Carbon Nanotube NRAM Exudes Excellence in Persistent Memory

Nantero Carbon Nanotube Nonvolatile Memory NRAM
Nantero Carbon Nanotube Nonvolatile Memory NRAM

A few months ago, Cliff covered Fujitsu NRAM Production to Start in 2019. At Hot Chips 30 we got a better view of the NRAM technology. The summary from the presentation was simple: NRAM exudes excellence. It is purported to use a simple and inexpensive manufacturing process. It is persistent with data retention that dwarfs NAND. Speeds are close to that of DRAM. The Flint Center in Cupertino, California was a scene with hundreds of the industry’s best minds baffled in how excellent NRAM is.

Natero NRAM Carbon Nanotube Persistent Memory

The basics of the Natero NRAM is that it is a carbon nanotube persistent memory. It uses the Van der Waals effect on set of specifically designed carbon nanotubes to modulate resistance.

Nantero Carbon Nanotube Nonvolatile Memory
Nantero Carbon Nanotube Nonvolatile Memory

For those that are not electrical engineers, the Van der Waals effect essentially means that molecular or atomic bonds will either repel or attract unless acted upon by a force. This gets to the basics of NRAM and how it uses carbon nanotubes. By introducing a charge, the carbon nanotubes will either attract or repel one another.

Nantero Carbon Nanotube NRAM: How it Works

The slide that was animated during the talk at Hot Chips was this one. Essentially, depending on the process node, carbon nanotubes are designed with a length and a width to always stay somewhat horizontal when applied. When a charge is introduced the carbon nanotubes repel and fill the void as shown in this diagram. Alternatively, this repulsion can be switched to attraction and the stack of carbon nanotubes compresses, creating more void space and therefore changing the resistance of the circuit.

Nantero Carbon Nanotube NRAM No Dialetric
Nantero Carbon Nanotube NRAM No Dielectric

More importantly, the changes due to the Van der Waals effect do not change due to power loss. As a result, the memory is persistent.

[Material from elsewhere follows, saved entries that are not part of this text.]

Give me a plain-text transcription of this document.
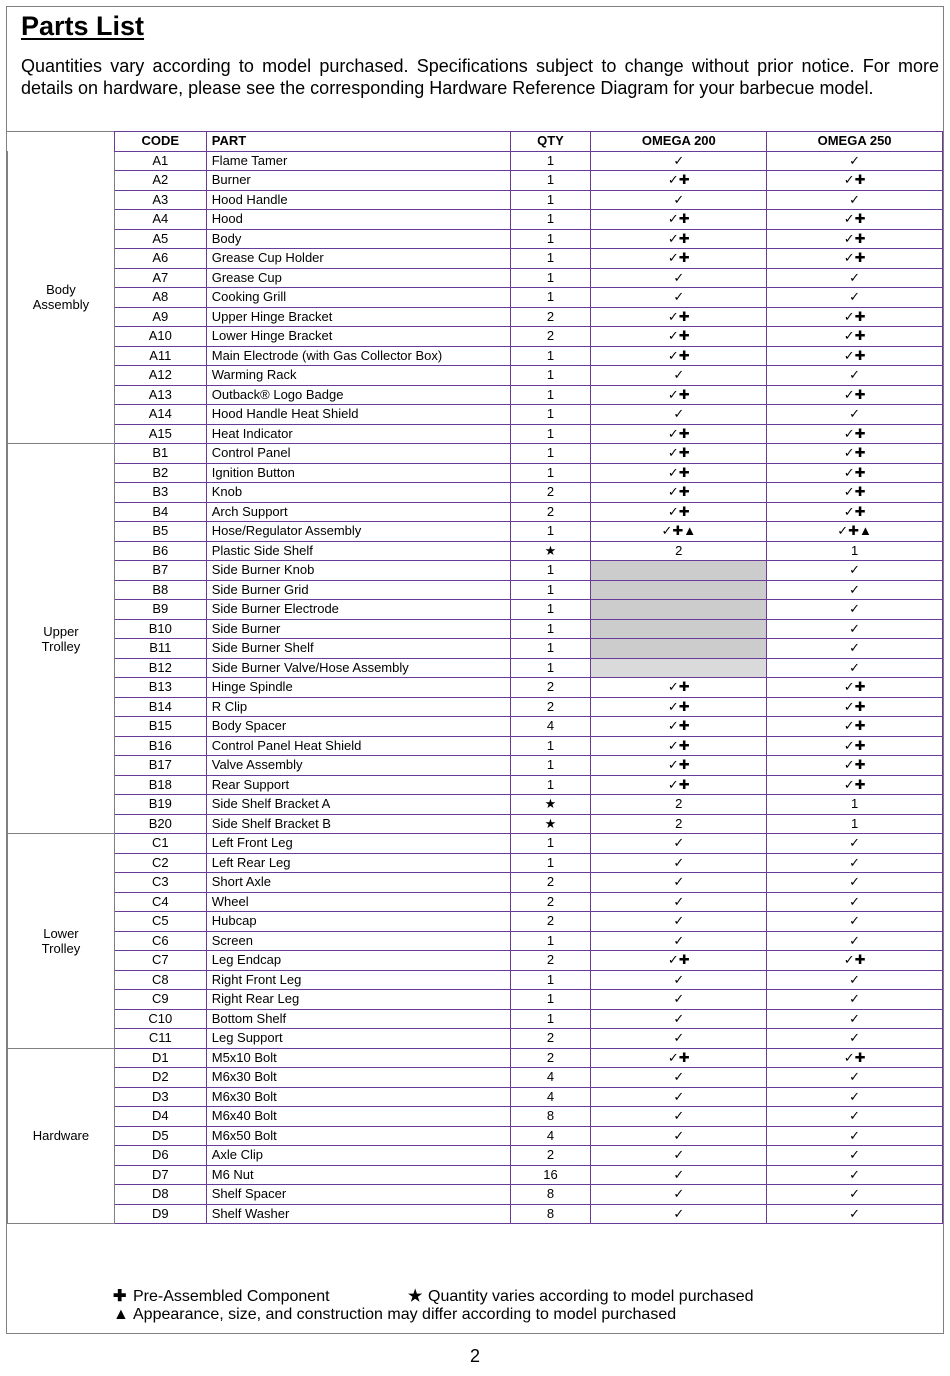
Parts List

Quantities vary according to model purchased. Specifications subject to change without prior notice. For more details on hardware, please see the corresponding Hardware Reference Diagram for your barbecue model.

	CODE	PART	QTY	OMEGA 200	OMEGA 250
Body
Assembly	A1	Flame Tamer	1	✓	✓
	A2	Burner	1	✓✚	✓✚
	A3	Hood Handle	1	✓	✓
	A4	Hood	1	✓✚	✓✚
	A5	Body	1	✓✚	✓✚
	A6	Grease Cup Holder	1	✓✚	✓✚
	A7	Grease Cup	1	✓	✓
	A8	Cooking Grill	1	✓	✓
	A9	Upper Hinge Bracket	2	✓✚	✓✚
	A10	Lower Hinge Bracket	2	✓✚	✓✚
	A11	Main Electrode (with Gas Collector Box)	1	✓✚	✓✚
	A12	Warming Rack	1	✓	✓
	A13	Outback® Logo Badge	1	✓✚	✓✚
	A14	Hood Handle Heat Shield	1	✓	✓
	A15	Heat Indicator	1	✓✚	✓✚
Upper
Trolley	B1	Control Panel	1	✓✚	✓✚
	B2	Ignition Button	1	✓✚	✓✚
	B3	Knob	2	✓✚	✓✚
	B4	Arch Support	2	✓✚	✓✚
	B5	Hose/Regulator Assembly	1	✓✚▲	✓✚▲
	B6	Plastic Side Shelf	★	2	1
	B7	Side Burner Knob	1		✓
	B8	Side Burner Grid	1		✓
	B9	Side Burner Electrode	1		✓
	B10	Side Burner	1		✓
	B11	Side Burner Shelf	1		✓
	B12	Side Burner Valve/Hose Assembly	1		✓
	B13	Hinge Spindle	2	✓✚	✓✚
	B14	R Clip	2	✓✚	✓✚
	B15	Body Spacer	4	✓✚	✓✚
	B16	Control Panel Heat Shield	1	✓✚	✓✚
	B17	Valve Assembly	1	✓✚	✓✚
	B18	Rear Support	1	✓✚	✓✚
	B19	Side Shelf Bracket A	★	2	1
	B20	Side Shelf Bracket B	★	2	1
Lower
Trolley	C1	Left Front Leg	1	✓	✓
	C2	Left Rear Leg	1	✓	✓
	C3	Short Axle	2	✓	✓
	C4	Wheel	2	✓	✓
	C5	Hubcap	2	✓	✓
	C6	Screen	1	✓	✓
	C7	Leg Endcap	2	✓✚	✓✚
	C8	Right Front Leg	1	✓	✓
	C9	Right Rear Leg	1	✓	✓
	C10	Bottom Shelf	1	✓	✓
	C11	Leg Support	2	✓	✓
Hardware	D1	M5x10 Bolt	2	✓✚	✓✚
	D2	M6x30 Bolt	4	✓	✓
	D3	M6x30 Bolt	4	✓	✓
	D4	M6x40 Bolt	8	✓	✓
	D5	M6x50 Bolt	4	✓	✓
	D6	Axle Clip	2	✓	✓
	D7	M6 Nut	16	✓	✓
	D8	Shelf Spacer	8	✓	✓
	D9	Shelf Washer	8	✓	✓
✚ Pre-Assembled Component	★ Quantity varies according to model purchased
▲ Appearance, size, and construction may differ according to model purchased
2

In terms of actual resistance, the carbon nanotubes can get more than a 10:1 difference between 0 and 1 states. For companies licensing Nantero NRAM technology that means it is easy for them to build a memory with 0 and 1’s an then read the data back reliably.

Nantero Carbon Nanotube NRAM 0s And 1s
Nantero Carbon Nanotube NRAM 0s And 1s

On stage, the company said it has tested MLC modes as well. Here you can think of the first generation like NAND reading 0 or 1 from a higher or low value. MLC means that a controller would have to distinguish between steps.

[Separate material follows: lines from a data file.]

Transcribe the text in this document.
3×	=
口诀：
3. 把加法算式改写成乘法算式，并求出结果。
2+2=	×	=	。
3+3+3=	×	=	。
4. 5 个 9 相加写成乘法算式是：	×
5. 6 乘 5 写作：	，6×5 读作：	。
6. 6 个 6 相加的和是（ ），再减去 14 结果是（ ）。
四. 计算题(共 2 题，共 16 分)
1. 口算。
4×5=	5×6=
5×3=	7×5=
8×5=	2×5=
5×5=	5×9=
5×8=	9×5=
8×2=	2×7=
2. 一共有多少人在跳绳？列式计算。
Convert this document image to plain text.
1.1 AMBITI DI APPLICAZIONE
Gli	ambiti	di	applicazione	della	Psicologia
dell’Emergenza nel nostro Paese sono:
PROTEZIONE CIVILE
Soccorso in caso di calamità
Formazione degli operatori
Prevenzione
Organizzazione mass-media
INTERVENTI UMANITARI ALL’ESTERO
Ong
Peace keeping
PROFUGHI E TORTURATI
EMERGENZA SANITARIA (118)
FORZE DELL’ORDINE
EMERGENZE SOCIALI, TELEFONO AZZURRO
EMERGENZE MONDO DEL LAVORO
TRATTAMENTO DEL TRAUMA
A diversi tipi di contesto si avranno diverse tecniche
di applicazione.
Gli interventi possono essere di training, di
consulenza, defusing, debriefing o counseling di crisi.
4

The basic idea is that this mechanism is very reliable and decently fast (more on that later.)

Nantero Carbon Nanotube NRAM 0s And 1s Operation
Nantero Carbon Nanotube NRAM 0s And 1s Operation

The Nantero Carbon Nanotube NRAM memory is claimed to operate among a wide temperature array.

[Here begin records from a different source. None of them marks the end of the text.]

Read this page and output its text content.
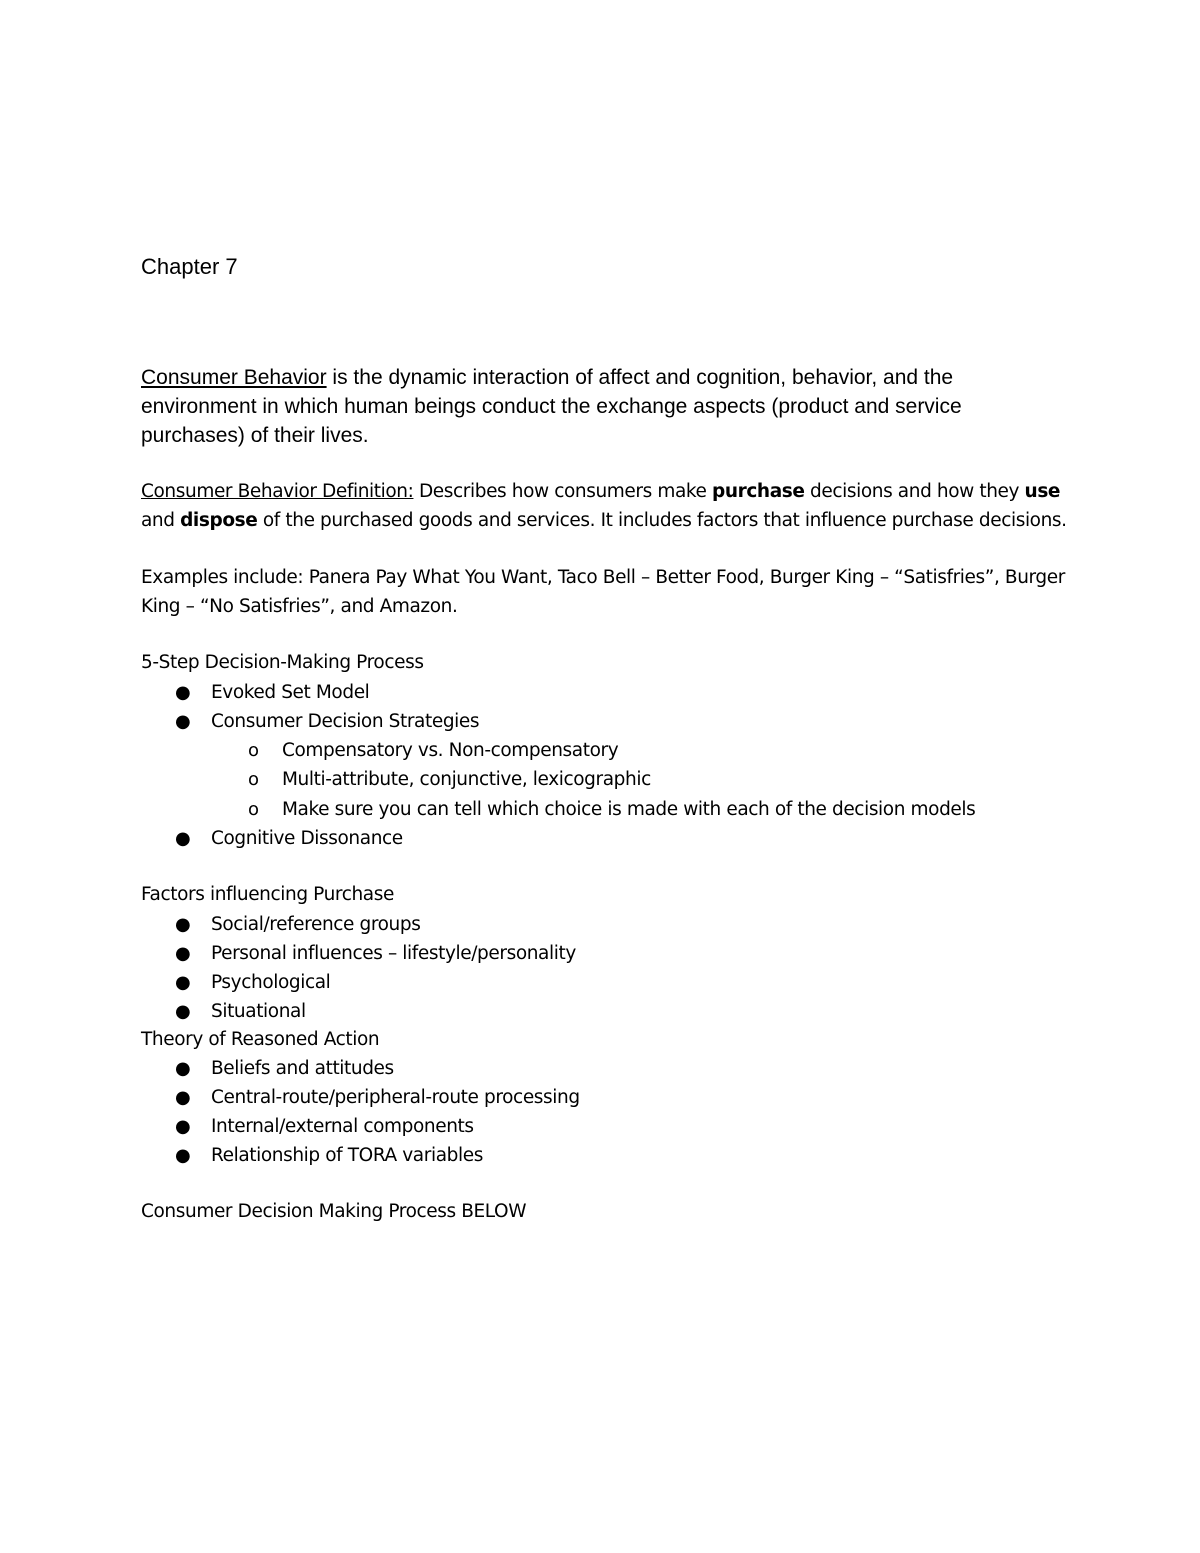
Chapter 7

Consumer Behavior is the dynamic interaction of affect and cognition, behavior, and the environment in which human beings conduct the exchange aspects (product and service purchases) of their lives.

Consumer Behavior Definition: Describes how consumers make purchase decisions and how they use and dispose of the purchased goods and services. It includes factors that influence purchase decisions.

Examples include: Panera Pay What You Want, Taco Bell – Better Food, Burger King – “Satisfries”, Burger King – “No Satisfries”, and Amazon.

5-Step Decision-Making Process

● Evoked Set Model
● Consumer Decision Strategies
o Compensatory vs. Non-compensatory
o Multi-attribute, conjunctive, lexicographic
o Make sure you can tell which choice is made with each of the decision models
● Cognitive Dissonance

Factors influencing Purchase

● Social/reference groups
● Personal influences – lifestyle/personality
● Psychological
● Situational

Theory of Reasoned Action

● Beliefs and attitudes
● Central-route/peripheral-route processing
● Internal/external components
● Relationship of TORA variables

Consumer Decision Making Process BELOW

Nantero Carbon Nanotube NRAM No Temperature Sensitivity
Nantero Carbon Nanotube NRAM No Temperature Sensitivity

On stage, the company said data retention of devices should be hundreds or over a thousand years. 


  1. While this might seem like everything is too good to be true, this was something that has been a long time coming. A few years ago UW Madison created carbon nanotube transistors that out performed silicon. With a couple more years of R&D and process refinements it isn’t out of the question that nanotubes are getting to the point of being ready for RAM and eventually will probably replace silicon inside GPUs and CPUs.

  2. A couple interesting questions pop to mind then:
    – How well does a cell hold up under varying environmental conditions: Temperature, humidity, shock (Both physical and thermal shock), vibration?

    – Do to the mechanical deformation involved, does the cell wear out?
    – Due to a vibration or shock (physical or thermal again), can the gap necessary be created or destroyed creating a false bit flip?

  3. Hi, guys, thanks for following up on this. We’re pretty excited for obvious reasons. To Don’s questions, we haven’t yet seen any tendencies for wear-out. The carbon nanotubes move in a void but once the contact is made between tubes via injection of electrostatic force, the bonding is atomic inside the van der Waals region. To separate the tube connections, a phononic disruption is needed to jump back over the vdW barrier. Macro effects like shock and vibe don’t impact the cells which are molecular level effects. Also, we use hundreds of switching tubes per cell so anything that would have that kind of impact would have other more catastrophic effects. One of the things carbon nanotubes are known for is lack of sensitivity to thermals, so temperature extremes don’t seem to have any effect on the cells; the limit would be the underlying CMOS.